While roughly 100 countries have been making commitments to lower fossil fuel emissions at the United Nation’s climate summit in New York, one nation’s pledge matters most.
In a video statement yesterday, Chinese President Xi Jinping announced that the world’s largest carbon-polluting country — responsible for over 31% of global CO2 emissions — would aim to reduce its emissions by 7% to 10% by 2035, as reported by the Associated Press.
Futhermore, Xi pledged that the country will increase its wind and solar power sixfold from the level reported in 2020, helping to cement its contradictory position as both the world leader in renewables as well as the world’s biggest polluter.
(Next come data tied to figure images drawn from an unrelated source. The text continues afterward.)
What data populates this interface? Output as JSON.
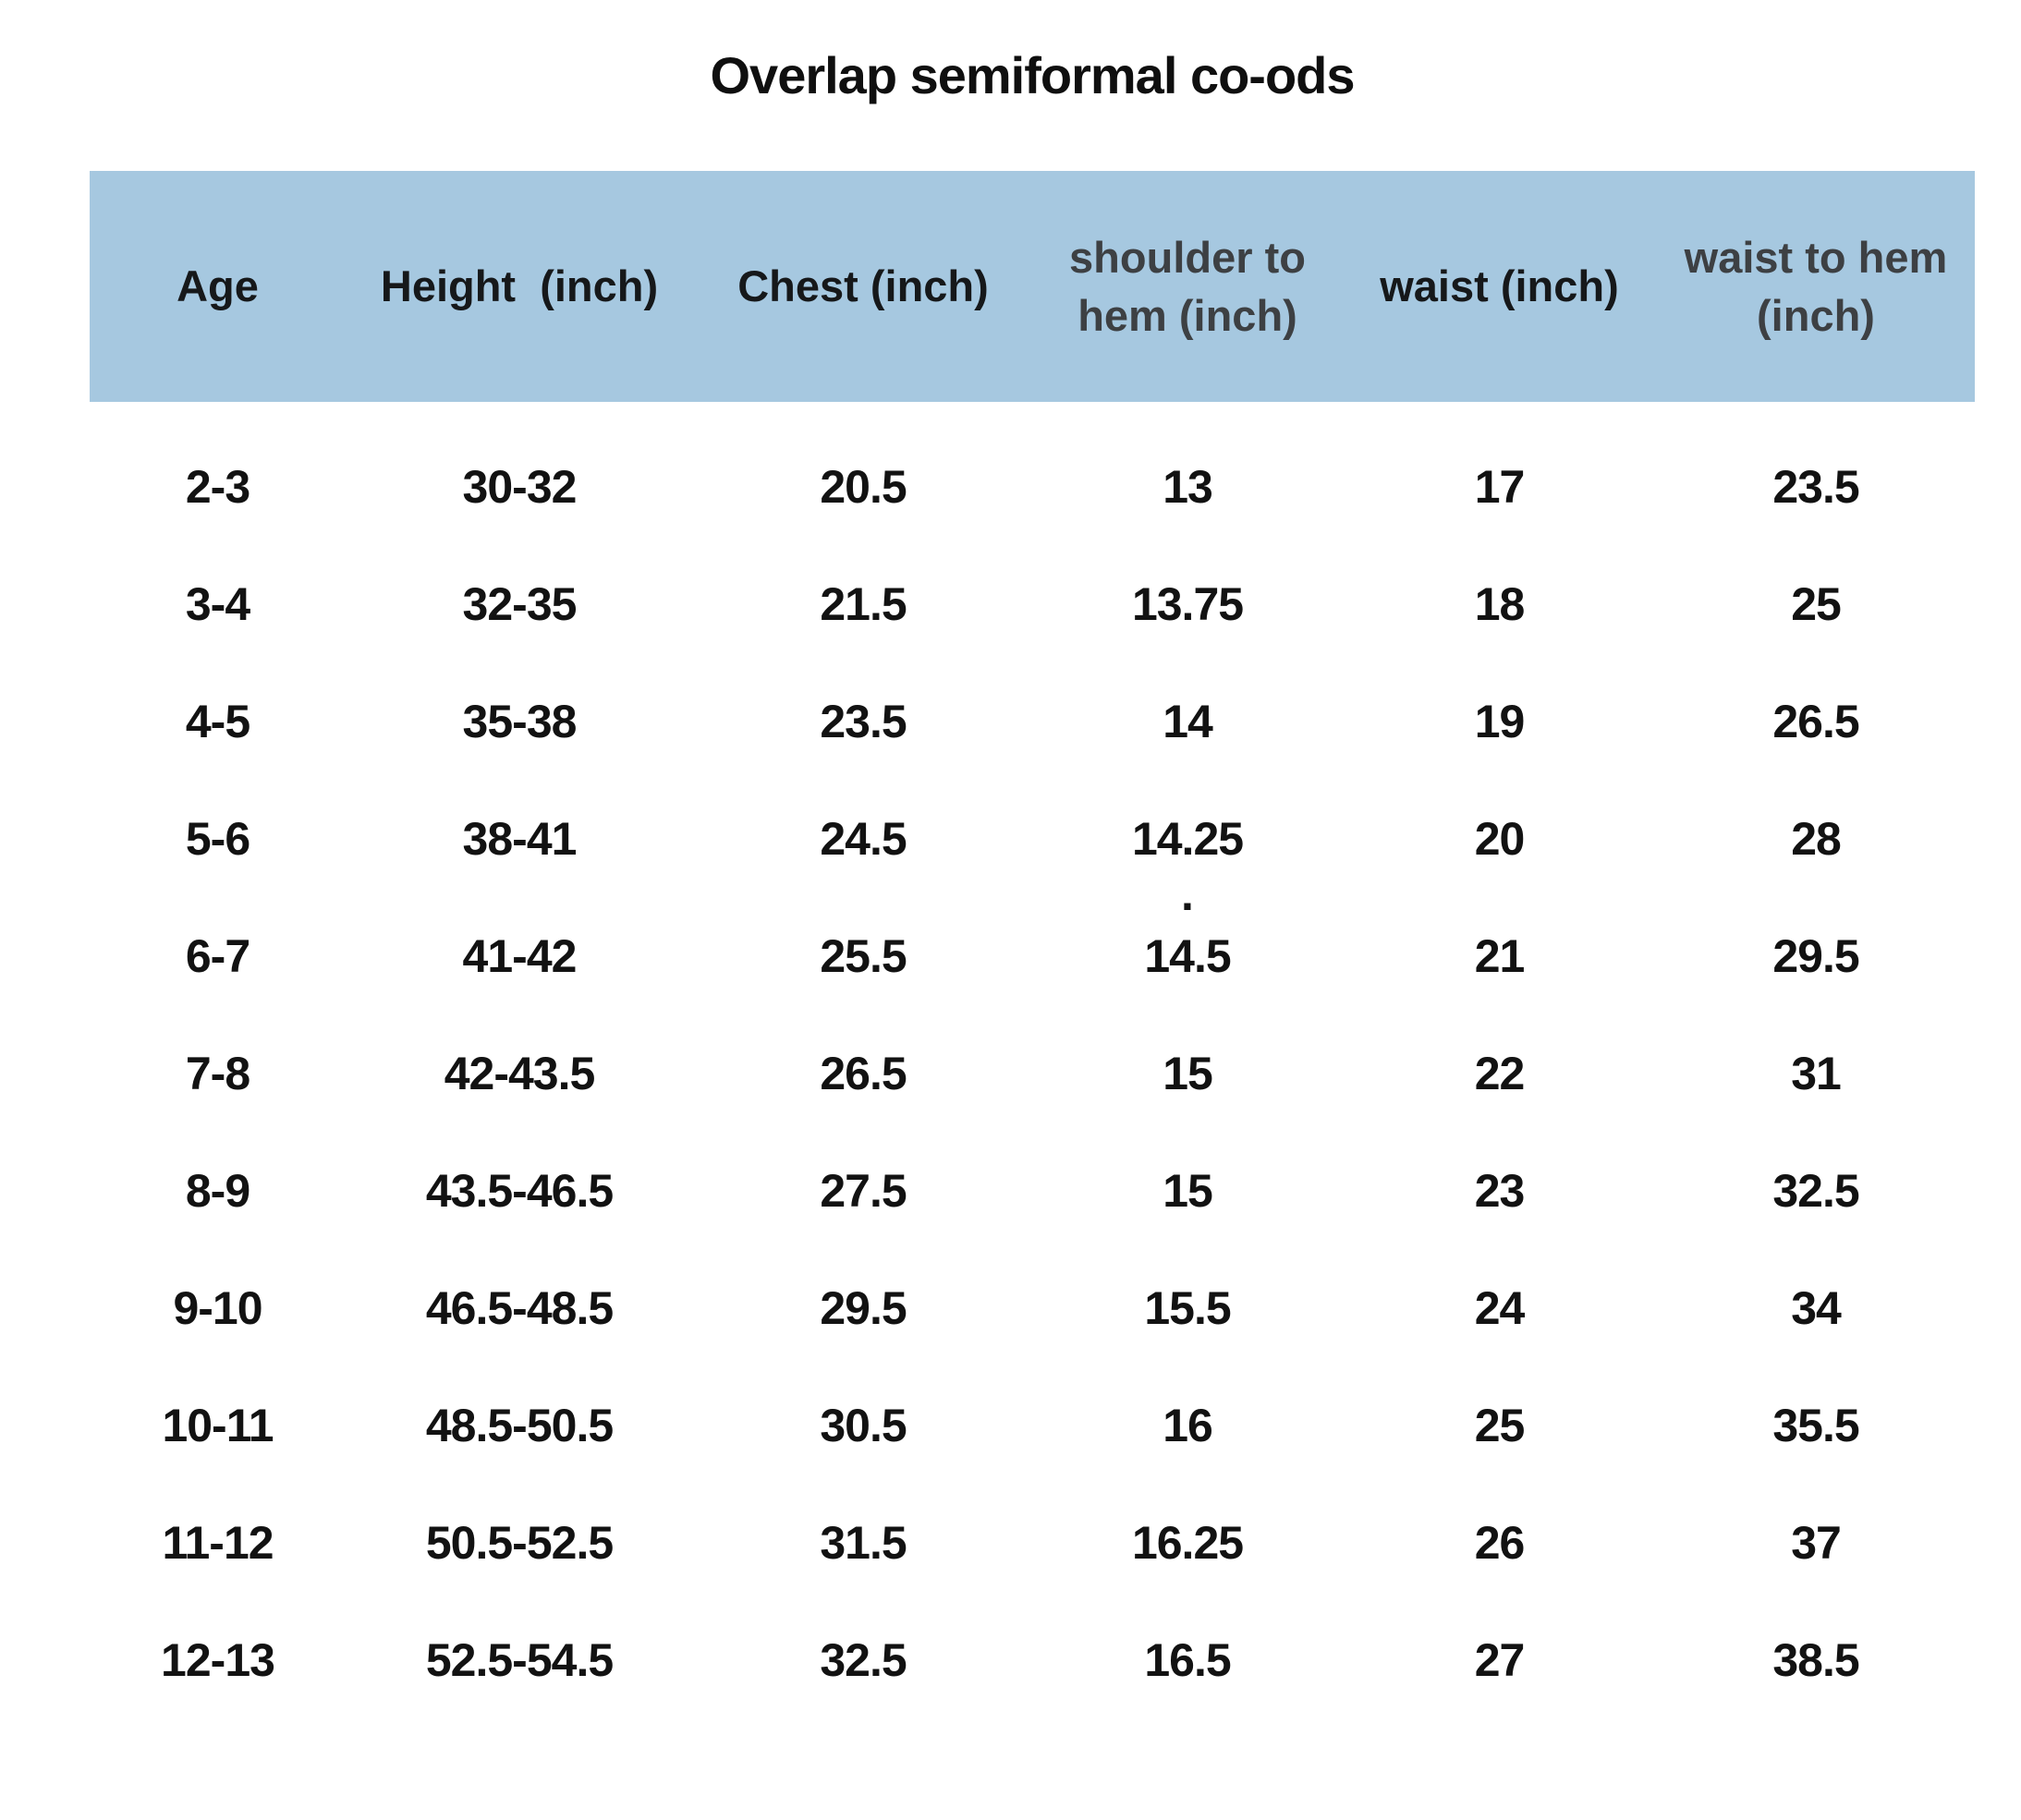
{
  "title": "Overlap semiformal co-ods",
  "chart_data": {
    "type": "table",
    "title": "Overlap semiformal co-ods",
    "columns": [
      "Age",
      "Height  (inch)",
      "Chest (inch)",
      "shoulder to hem (inch)",
      "waist (inch)",
      "waist to hem (inch)"
    ],
    "rows": [
      [
        "2-3",
        "30-32",
        "20.5",
        "13",
        "17",
        "23.5"
      ],
      [
        "3-4",
        "32-35",
        "21.5",
        "13.75",
        "18",
        "25"
      ],
      [
        "4-5",
        "35-38",
        "23.5",
        "14",
        "19",
        "26.5"
      ],
      [
        "5-6",
        "38-41",
        "24.5",
        "14.25",
        "20",
        "28"
      ],
      [
        "6-7",
        "41-42",
        "25.5",
        "14.5",
        "21",
        "29.5"
      ],
      [
        "7-8",
        "42-43.5",
        "26.5",
        "15",
        "22",
        "31"
      ],
      [
        "8-9",
        "43.5-46.5",
        "27.5",
        "15",
        "23",
        "32.5"
      ],
      [
        "9-10",
        "46.5-48.5",
        "29.5",
        "15.5",
        "24",
        "34"
      ],
      [
        "10-11",
        "48.5-50.5",
        "30.5",
        "16",
        "25",
        "35.5"
      ],
      [
        "11-12",
        "50.5-52.5",
        "31.5",
        "16.25",
        "26",
        "37"
      ],
      [
        "12-13",
        "52.5-54.5",
        "32.5",
        "16.5",
        "27",
        "38.5"
      ]
    ],
    "stray_dot": ".",
    "layout_hints": "header row shaded blue, no gridlines, all cells center-aligned"
  },
  "colors": {
    "header_bg": "#a6c8e0",
    "header_text_black": "#16181a",
    "header_text_gray": "#3d4043",
    "body_text": "#121212",
    "page_bg": "#ffffff"
  }
}
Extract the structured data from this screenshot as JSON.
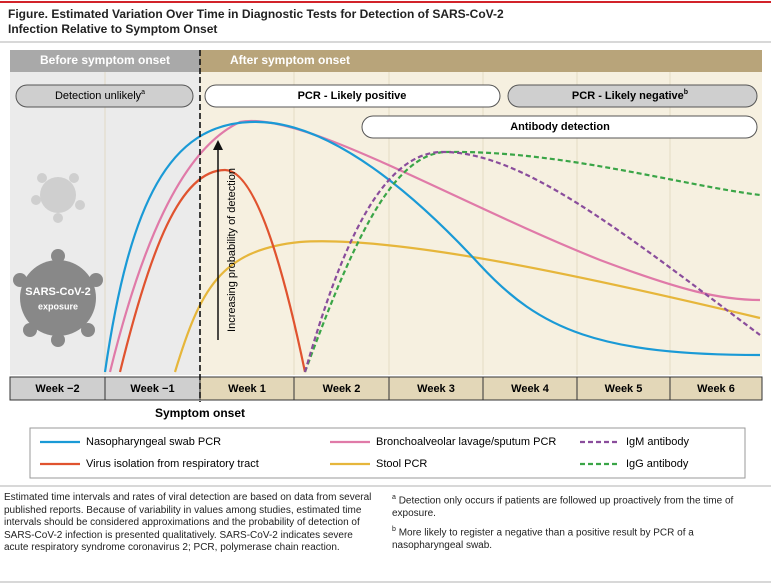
{
  "header": {
    "title": "Figure. Estimated Variation Over Time in Diagnostic Tests for Detection of SARS-CoV-2 Infection Relative to Symptom Onset"
  },
  "phases": {
    "before": "Before symptom onset",
    "after": "After symptom onset"
  },
  "bands": {
    "detection_unlikely": "Detection unlikely",
    "detection_unlikely_note": "a",
    "pcr_positive": "PCR - Likely positive",
    "pcr_negative": "PCR - Likely negative",
    "pcr_negative_note": "b",
    "antibody": "Antibody detection"
  },
  "exposure": {
    "name": "SARS-CoV-2",
    "label": "exposure"
  },
  "arrow_label": "Increasing probability of detection",
  "weeks": [
    "Week −2",
    "Week −1",
    "Week 1",
    "Week 2",
    "Week 3",
    "Week 4",
    "Week 5",
    "Week 6"
  ],
  "onset_label": "Symptom onset",
  "legend": [
    "Nasopharyngeal swab PCR",
    "Virus isolation from respiratory tract",
    "Bronchoalveolar lavage/sputum PCR",
    "Stool PCR",
    "IgM antibody",
    "IgG antibody"
  ],
  "notes": {
    "main": "Estimated time intervals and rates of viral detection are based on data from several published reports. Because of variability in values among studies, estimated time intervals should be considered approximations and the probability of detection of SARS-CoV-2 infection is presented qualitatively. SARS-CoV-2 indicates severe acute respiratory syndrome coronavirus 2; PCR, polymerase chain reaction.",
    "a_mark": "a",
    "a": "Detection only occurs if patients are followed up proactively from the time of exposure.",
    "b_mark": "b",
    "b": "More likely to register a negative than a positive result by PCR of a nasopharyngeal swab."
  }
}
From a global perspective, China’s commitment is pivotal. The country produced a massive 11.9 billion tonnes of carbon emissions at the last count in 2023, per data from the Global Carbon Budget — more than the next five top carbon-polluting nations combined.
Emission impossible
China’s landmark pledge comes as countries scramble to submit new climate plans by the end of the month in preparation for COP30 in November. As part of the 2015 Paris climate agreement, world leaders are making further commitments to reducing fossil fuel emissions in an effort to cap the long-term global temperature rise at 1.5 degrees Celsius.
However, there’s also been some notable opposition, with President Trump doubling down on his anti-climate stance in his address to the UN on Tuesday. Indeed, Trump moved to withdraw the US — the second-largest carbon polluter globally — from the Paris agreement on his first day back in office earlier this year.